The optimal $k_L$ parametric factor for the optimized CIEDE2000 is 1.5, which is larger than the default value of 1.0, suggesting that the visual lightness difference of 3D objects is over-estimated by the original formula. Perhaps this is because the CIEDE2000 formula with $k_L=1$ was developed based on 2D samples with homogeneous surfaces, whereas 3D objects have non-uniform surfaces and human color perception can be easily affected by other factors such as 3D shape, gloss, and shadows, etc. Similarly, in the textile industry, it is common practice to set the lightness parametric factor to 2 [14]. However, the experimental conditions leading to this parametric correction to lightness-difference sensitivity are not yet well understood; Liu et al. proposed $k_L$ = 2.3 for assessing color differences in digital images [19], and Huertas et al. investigated the three parametric factors based on simulated random-dot textures, suggesting values which were always larger than 1.0 [31].
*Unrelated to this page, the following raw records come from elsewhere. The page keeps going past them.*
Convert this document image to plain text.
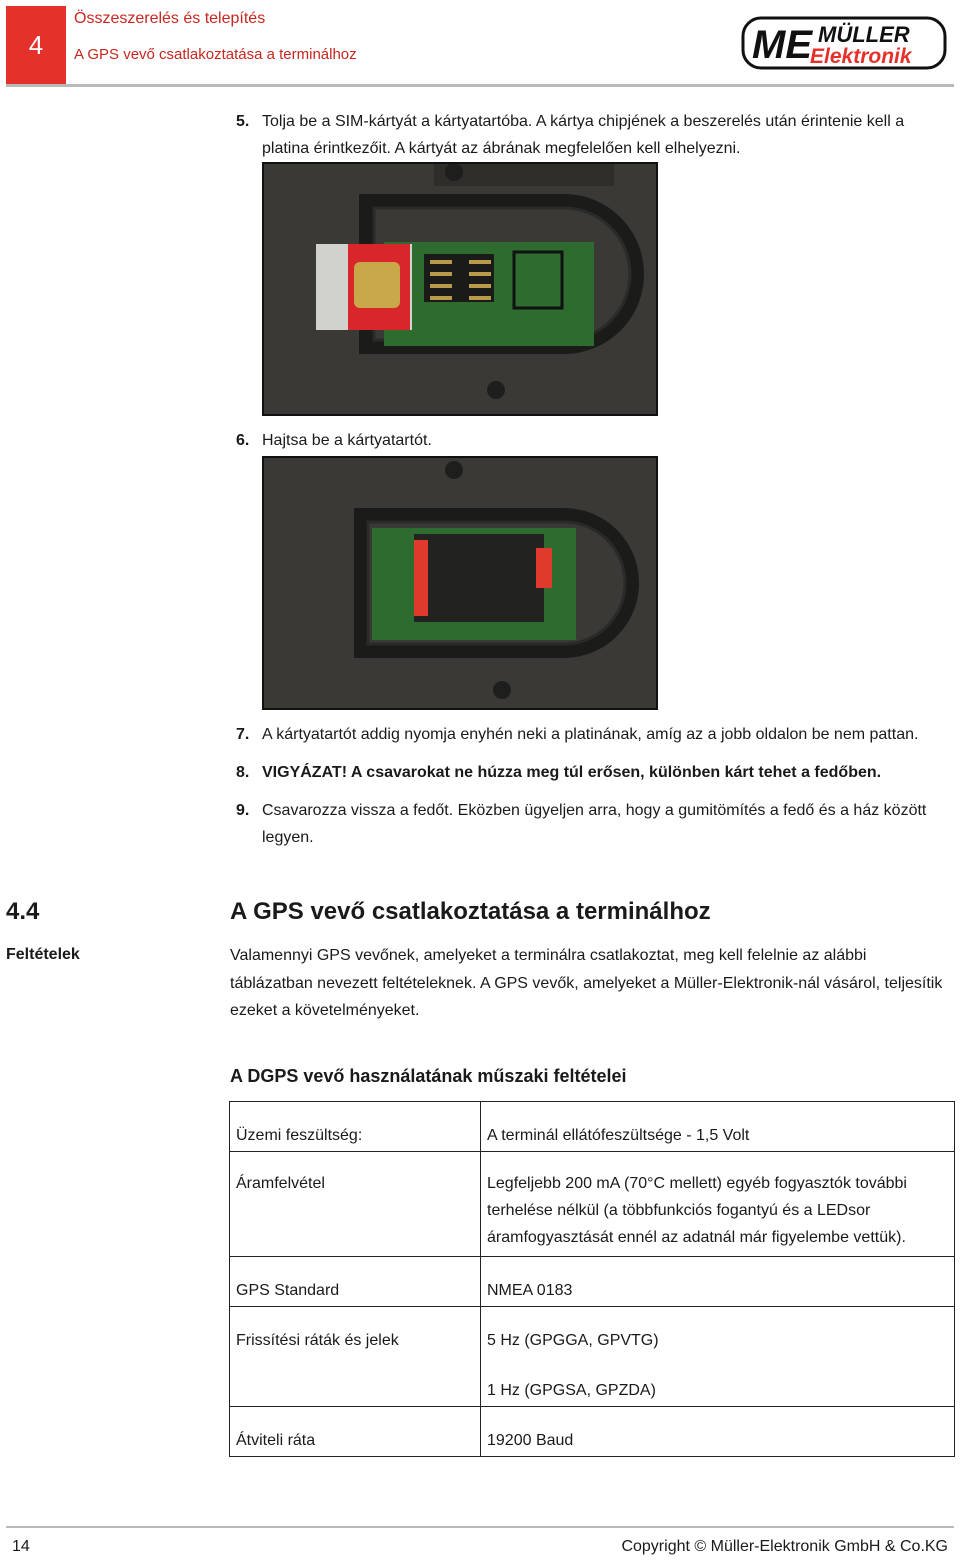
4
Összeszerelés és telepítés
A GPS vevő csatlakoztatása a terminálhoz	ME MÜLLER
Elektronik
5. Tolja be a SIM-kártyát a kártyatartóba. A kártya chipjének a beszerelés után érintenie kell a platina érintkezőit. A kártyát az ábrának megfelelően kell elhelyezni.
6. Hajtsa be a kártyatartót.
7. A kártyatartót addig nyomja enyhén neki a platinának, amíg az a jobb oldalon be nem pattan.
8. VIGYÁZAT! A csavarokat ne húzza meg túl erősen, különben kárt tehet a fedőben.
9. Csavarozza vissza a fedőt. Eközben ügyeljen arra, hogy a gumitömítés a fedő és a ház között legyen.
4.4	A GPS vevő csatlakoztatása a terminálhoz
Feltételek	Valamennyi GPS vevőnek, amelyeket a terminálra csatlakoztat, meg kell felelnie az alábbi táblázatban nevezett feltételeknek. A GPS vevők, amelyeket a Müller-Elektronik-nál vásárol, teljesítik ezeket a követelményeket.
A DGPS vevő használatának műszaki feltételei
Üzemi feszültség:	A terminál ellátófeszültsége - 1,5 Volt
Áramfelvétel	Legfeljebb 200 mA (70°C mellett) egyéb fogyasztók további terhelése nélkül (a többfunkciós fogantyú és a LEDsor áramfogyasztását ennél az adatnál már figyelembe vettük).
GPS Standard	NMEA 0183
Frissítési ráták és jelek	5 Hz (GPGGA, GPVTG)
1 Hz (GPGSA, GPZDA)

Átviteli ráta	19200 Baud
14	Copyright © Müller-Elektronik GmbH & Co.KG
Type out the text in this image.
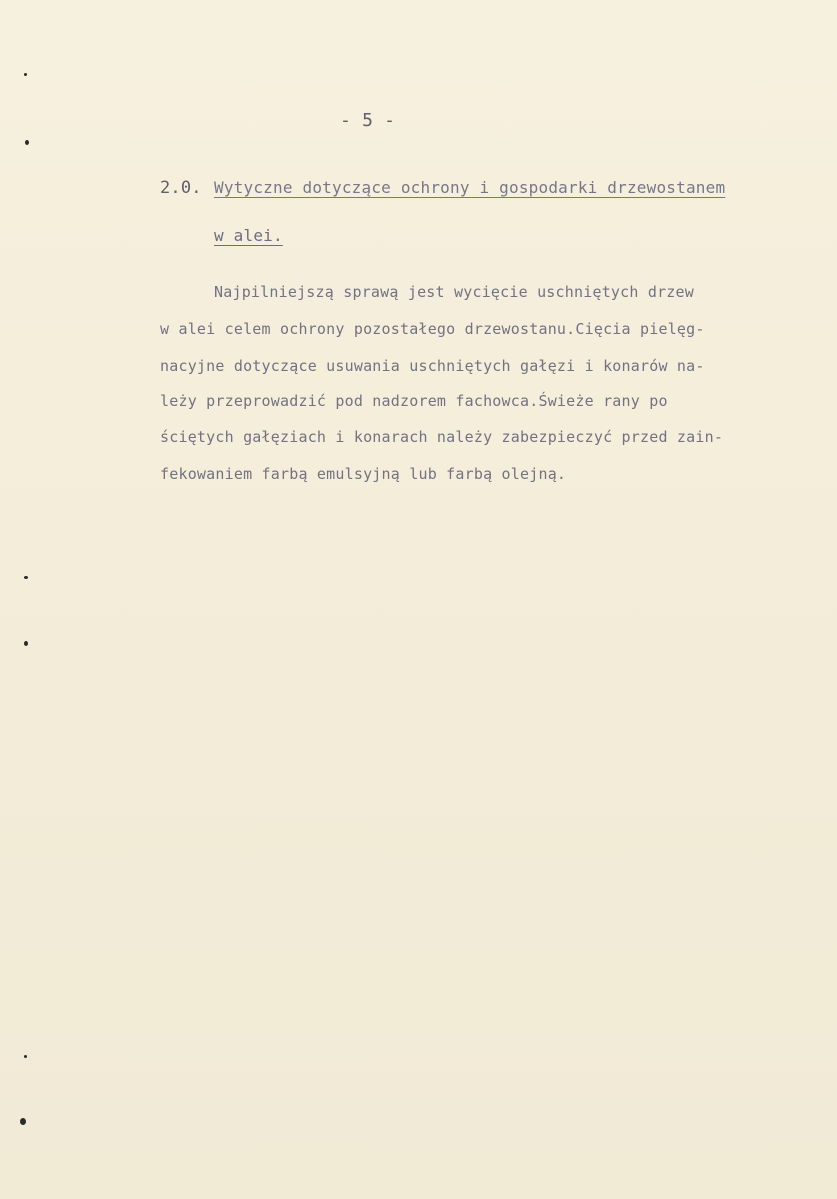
- 5 -
2.0. Wytyczne dotyczące ochrony i gospodarki drzewostanem
w alei.
Najpilniejszą sprawą jest wycięcie uschniętych drzew
w alei celem ochrony pozostałego drzewostanu.Cięcia pielęg-
nacyjne dotyczące usuwania uschniętych gałęzi i konarów na-
leży przeprowadzić pod nadzorem fachowca.Świeże rany po
ściętych gałęziach i konarach należy zabezpieczyć przed zain-
fekowaniem farbą emulsyjną lub farbą olejną.
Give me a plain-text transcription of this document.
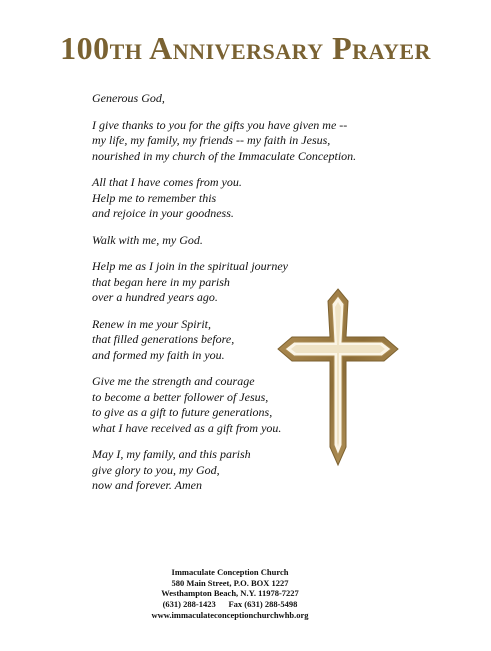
100th Anniversary Prayer
Generous God,
I give thanks to you for the gifts you have given me --
my life, my family, my friends -- my faith in Jesus,
nourished in my church of the Immaculate Conception.
All that I have comes from you.
Help me to remember this
and rejoice in your goodness.
Walk with me, my God.
Help me as I join in the spiritual journey
that began here in my parish
over a hundred years ago.
Renew in me your Spirit,
that filled generations before,
and formed my faith in you.
Give me the strength and courage
to become a better follower of Jesus,
to give as a gift to future generations,
what I have received as a gift from you.
May I, my family, and this parish
give glory to you, my God,
now and forever. Amen
Immaculate Conception Church
580 Main Street, P.O. BOX 1227
Westhampton Beach, N.Y. 11978-7227
(631) 288-1423      Fax (631) 288-5498
www.immaculateconceptionchurchwhb.org
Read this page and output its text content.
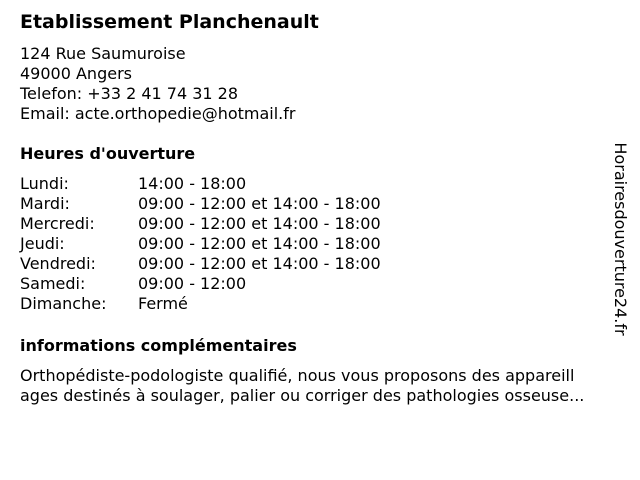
Etablissement Planchenault
124 Rue Saumuroise
49000 Angers
Telefon: +33 2 41 74 31 28
Email: acte.orthopedie@hotmail.fr
Heures d'ouverture
Lundi:	14:00 - 18:00
Mardi:	09:00 - 12:00 et 14:00 - 18:00
Mercredi:	09:00 - 12:00 et 14:00 - 18:00
Jeudi:	09:00 - 12:00 et 14:00 - 18:00
Vendredi:	09:00 - 12:00 et 14:00 - 18:00
Samedi:	09:00 - 12:00
Dimanche:	Fermé
informations complémentaires
Orthopédiste-podologiste qualifié, nous vous proposons des appareill
ages destinés à soulager, palier ou corriger des pathologies osseuse...
Horairesdouverture24.fr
In comparison to the optimization of the parametric factors, the power function had no evident improvement over the original formulas in this study. A possible reason for this is that the 3D sample pairs used in the current visual experiments had small to medium color differences ranging from 2 to 9 CIELAB units. In the study of Jiang et al. [17], a remarkable improvement was achieved by adding a power correction in predictions of the color differences between 3D objects in a range of 25 CIELAB units, and it was reported that the color-difference magnitude had more effect on the perceived color differences of 3D objects than the sample shape or illumination. Therefore, a power function is possibly more suitable for sample pairs with magnitudes in a very large range of color differences.

5. Conclusions

This study conducted psychophysical experiments using 3D-printed spherical samples with the gray-scale method to assess the color differences. The visual color-difference results indicate that human color perception of 3D objects is different in lightness, chroma, and hue differences, and the factors related to these three components in the color-difference formulas need to be optimized for 3D objects. By using different optimization methods in CIELAB and CIEDE2000 formulas, it was found that power functions do not improve predictions of visual results in the current Experiments I and II as has been the case with previous experiments reported in the literature, perhaps because the magnitude of color differences was larger than in the current experiments. For the CIELAB color-difference formula, both the $k_L$ and $k_C$ factors should be optimized simultaneously, and considerable improvement was achieved with $k_L$ = 1.4 and $k_C$ = 1.9; specifically, the STRESS value of 40 testing sample pairs decreased from 32.8 to 25.3 units. For the optimization of the CIEDE2000 color-difference formula, $k_L$ = 1.5 is recommended for 3D spherical objects, which means that the STRESS value for the mentioned 40 testing pairs decreased by 7 units compared with the results from the original formula ($k_L$ = 1).